THE FASHIONABLE PREACHER.

Do you call this a church? Well, I heard a prima-donna here a few nights ago: and bright eyes sparkled, and waving ringlets kept time to moving fans; and opera glasses and ogling, and fashion and folly reigned for the nonce triumphant. I can’t forget it; I can’t get up any devotion here, under these latticed balconies, with their fashionable freight. If it were a good old country church, with a cracked bell and unhewn rafters, a pine pulpit, with the honest sun staring in through the windows, a pitch-pipe in the gallery, and a few hob-nailed rustics scattered round in the uncushioned seats, I should feel all right; but my soul is in fetters here; it won’t soar—its wings are earth-clipped. Things are all too fine! Nobody can come in at that door, whose hat and coat and bonnet are not fashionably cut. The poor man (minus a Sunday suit) might lean on his staff; in the porch, a long while, before he’d dare venture in, to pick up his crumb of the Bread of Life. But, thank God, the unspoken prayer of penitence may wing its way to the Eternal Throne, though our mocking church spires point only with aristocratic fingers to the rich man’s heaven.

—That hymn was beautifully read; there’s poetry in the preacher’s soul. Now he takes his seat by the reading-desk; now he crosses the platform, and offers his hymn-book to a female who has just entered. What right has he to know there is a woman in the house? ’Tisn’t clerical! Let the bonnets find their own hymns.

Well, I take a listening attitude, and try to believe I am in church. I hear a great many original, a great many startling things said. I see the gauntlet thrown at the dear old orthodox sentiments which I nursed in with my mother’s milk, and which (please God) I’ll cling to till I die. I see the polished blade of satire glittering in the air, followed by curious, eager, youthful eyes, which gladly see the searching “Sword of the Spirit” parried. Meaning glances, smothered smiles and approving nods follow the witty clerical sally. The orator pauses to mark the effect, and his face says, That stroke tells! and so it did, for “the Athenians” are not all dead, who “love to see and hear some new thing.” But he has another arrow in his quiver. Now his features soften—his voice is low and thrilling, his imagery beautiful and touching. He speaks of human love; he touches skilfully a chord to which every heart vibrates; and stern manhood is struggling with his tears, ere his smiles are chased away.

Oh, there’s intellect there—there’s poetry there—there’s genius there; but I remember Gethsemane—I forget not Calvary! I know the “rocks were rent,” and the “heavens darkened,” and “the stone rolled away;” and a cold chill strikes to my heart when I hear “Jesus of Nazareth” lightly mentioned.
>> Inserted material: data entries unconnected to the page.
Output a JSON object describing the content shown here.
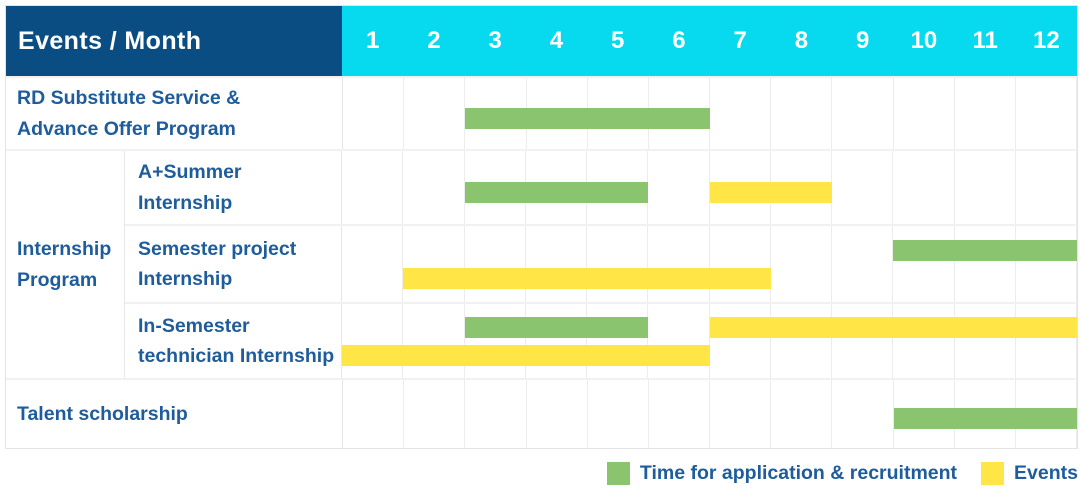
{
  "header": {
    "title": "Events / Month",
    "months": [
      "1",
      "2",
      "3",
      "4",
      "5",
      "6",
      "7",
      "8",
      "9",
      "10",
      "11",
      "12"
    ]
  },
  "colors": {
    "application": "#8BC46E",
    "event": "#FFE646",
    "header_bg": "#0A4D83",
    "months_bg": "#07D9EE",
    "label_text": "#1E5C9B"
  },
  "rows": [
    {
      "kind": "simple",
      "label": "RD Substitute Service &\nAdvance Offer Program",
      "bars": [
        {
          "type": "application",
          "track": "single",
          "start": 3,
          "end": 6
        }
      ]
    },
    {
      "kind": "group",
      "label": "Internship\nProgram",
      "children": [
        {
          "label": "A+Summer\nInternship",
          "bars": [
            {
              "type": "application",
              "track": "single",
              "start": 3,
              "end": 5
            },
            {
              "type": "event",
              "track": "single",
              "start": 7,
              "end": 8
            }
          ]
        },
        {
          "label": "Semester project\nInternship",
          "bars": [
            {
              "type": "application",
              "track": "top",
              "start": 10,
              "end": 12
            },
            {
              "type": "event",
              "track": "bottom",
              "start": 2,
              "end": 7
            }
          ]
        },
        {
          "label": "In-Semester\ntechnician Internship",
          "bars": [
            {
              "type": "application",
              "track": "top",
              "start": 3,
              "end": 5
            },
            {
              "type": "event",
              "track": "top",
              "start": 7,
              "end": 12
            },
            {
              "type": "event",
              "track": "bottom",
              "start": 1,
              "end": 6
            }
          ]
        }
      ]
    },
    {
      "kind": "simple",
      "label": "Talent scholarship",
      "bars": [
        {
          "type": "application",
          "track": "single",
          "start": 10,
          "end": 12
        }
      ]
    }
  ],
  "legend": {
    "items": [
      {
        "type": "application",
        "label": "Time for application & recruitment"
      },
      {
        "type": "event",
        "label": "Events"
      }
    ]
  },
  "chart_data": {
    "type": "bar",
    "variant": "gantt",
    "title": "Events / Month",
    "x_axis": {
      "label": "Month",
      "ticks": [
        1,
        2,
        3,
        4,
        5,
        6,
        7,
        8,
        9,
        10,
        11,
        12
      ],
      "range": [
        1,
        12
      ]
    },
    "grid": true,
    "legend_position": "bottom-right",
    "legend": [
      "Time for application & recruitment",
      "Events"
    ],
    "rows": [
      "RD Substitute Service & Advance Offer Program",
      "Internship Program / A+Summer Internship",
      "Internship Program / Semester project Internship",
      "Internship Program / In-Semester technician Internship",
      "Talent scholarship"
    ],
    "series": [
      {
        "name": "Time for application & recruitment",
        "color": "#8BC46E",
        "spans": [
          {
            "row": "RD Substitute Service & Advance Offer Program",
            "start_month": 3,
            "end_month": 6
          },
          {
            "row": "A+Summer Internship",
            "start_month": 3,
            "end_month": 5
          },
          {
            "row": "Semester project Internship",
            "start_month": 10,
            "end_month": 12
          },
          {
            "row": "In-Semester technician Internship",
            "start_month": 3,
            "end_month": 5
          },
          {
            "row": "Talent scholarship",
            "start_month": 10,
            "end_month": 12
          }
        ]
      },
      {
        "name": "Events",
        "color": "#FFE646",
        "spans": [
          {
            "row": "A+Summer Internship",
            "start_month": 7,
            "end_month": 8
          },
          {
            "row": "Semester project Internship",
            "start_month": 2,
            "end_month": 7
          },
          {
            "row": "In-Semester technician Internship",
            "start_month": 7,
            "end_month": 12
          },
          {
            "row": "In-Semester technician Internship",
            "start_month": 1,
            "end_month": 6
          }
        ]
      }
    ]
  }
}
Oh, what are intellect, and poetry, and genius, when with Jewish voice they cry, “Away with Him!”

With “Mary,” let me “bathe his feet with my tears, and wipe them with the hairs of my head.”

And so, I “went away sorrowful,” that this human preacher, with such great intellectual possessions, should yet “lack the one thing needful.”


“CASH.”[A]

Don’t think I’m going to perpetrate a monetary article. No fancy that way! I ignore anything approaching to a stock! I refer now to that omnipresent, omniscient, ubiquitous, express-train little victim, so baptized in the dry-goods stores, who hears nothing but the everlasting word cash dinned in his juvenile ears from matin to vespers; whose dangerous duty it is to rush through a crowd of expectant and impatient feminines, without suffering his jacket-buttons to become too intimately acquainted with the fringes of their shawls, or the laces of their mantillas! and to dodge so dexterously as not to knock down, crush under foot, or otherwise damage the string of juveniles that said women are bound to place as obstructions in said “Cash’s” way!

See him double, and turn, and twist, like a rabbit in a wood, while that word of command flies from one clerk’s lip to another. Poor, demented little Cash! Where is your anxious maternal? Who finds you in patience and shoe leather? Does your pillow ever suggest anything to your weary brain but pillarless quarters, and crossed sixpences, and faded bank bills? When do you find time, you poor little victim, to comb your hair, digest your victuals, and say your catechise? Do you ever look back with a sigh to the days of peppermints, peanuts and pinafores? Or forward, in the dim distance, to a vision of a long-tailed coat, a high-standing dickey, and no more “Cash,” save in your pantaloons’ pocket? Don’t you ever catch yourself wishing that a certain rib of Adam’s had never been subtracted from his paradisiacal side?

Poor, miserable little Cash! you have my everlasting sympathy! I should go shopping twenty times, where I now go once, didn’t it harrow up my feelings to see you driven on so, like a locomotive! “Here’s hoping” you may soon be made sensible of more than one meaning to the word change!

[A] The boy employed in stores to fetch and carry change.